1.) play silences of various durations. if you make a sound, you have made a mistake. make mistakes.
this by no means needs a computer for its realization. i can imagine ways of implementing it with musicians playing 'traditional' instruments, or, better still, non-musicians trying to be as silent as possible while performing an activity that is very difficult to do silently. personally, i picture carrying large amplified pieces of sheet metal, on rollerskates, blindfolded. or something to that effect. realized for a network of computers, i imagine a client sending messages over UDP (or some such protocol which does not enforce a handshake). the messages, if they are received, keep the network silent. errors can be handled in one of two ways: either an error causes the client to send a non-silent message to the server(s), or the silent messages have a limited effective duration which wears off after some time, allowing sounding to happen. in the first paradigm, the silent packets have no interpretation coherent to the observer, whereas in the second they have a negative impact on some running soundmaking process. other realizations are acceptable as well; i'm going to start with those two.
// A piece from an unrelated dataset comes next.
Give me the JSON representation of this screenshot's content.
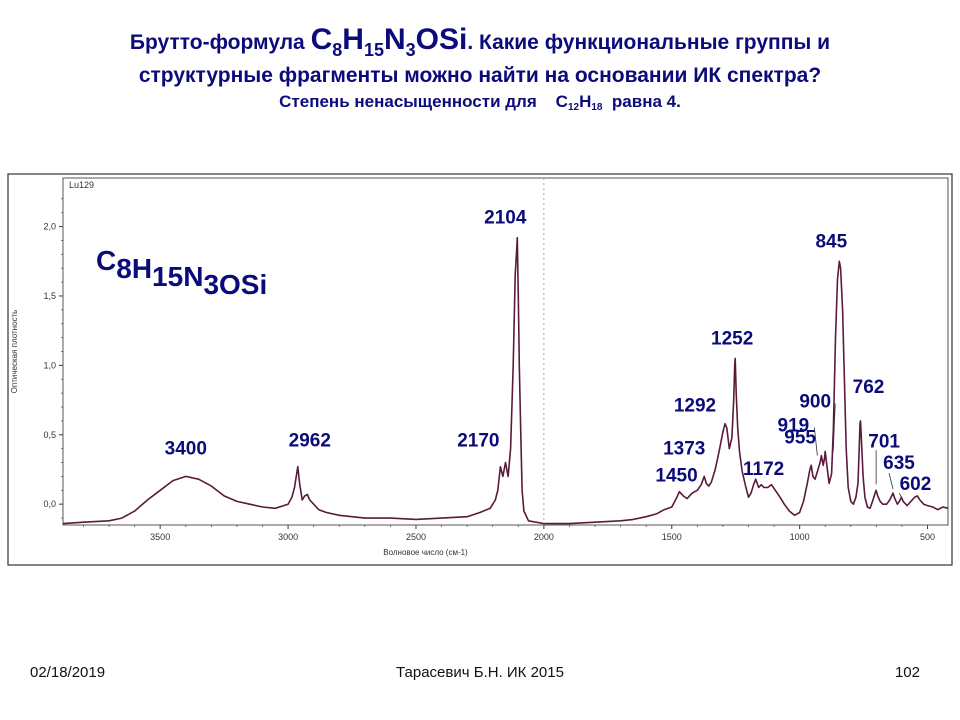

2.) find all the unique words in a lexicon that contain a particular grapheme set, sort them using some orthographic method (such as alphabetical, reverse-alphabetical, etc) and say them. so for example if my source is the above text, and my grapheme set were "he", the result would be: "coherent either grapheme other sheet the them they whereas". ideally the text is spoken without affect and without pause. in cases where the set is longer, and breathing becomes necessary, several solutions present themselves. multiple performers may be synchronized, tape may be utilized to remove pauses, or the speech can be synthesized. my first realization of this piece took the form of a very simple bash script, which uses the digitized oxford english thesaurus as its lexicon, and the grapheme set "our":
cat /usr/share/dict/words | grep "our" | say
several solutions to different grapheme sets may be intoned simultaneously.Â another particularly beautiful grapheme set is "ht".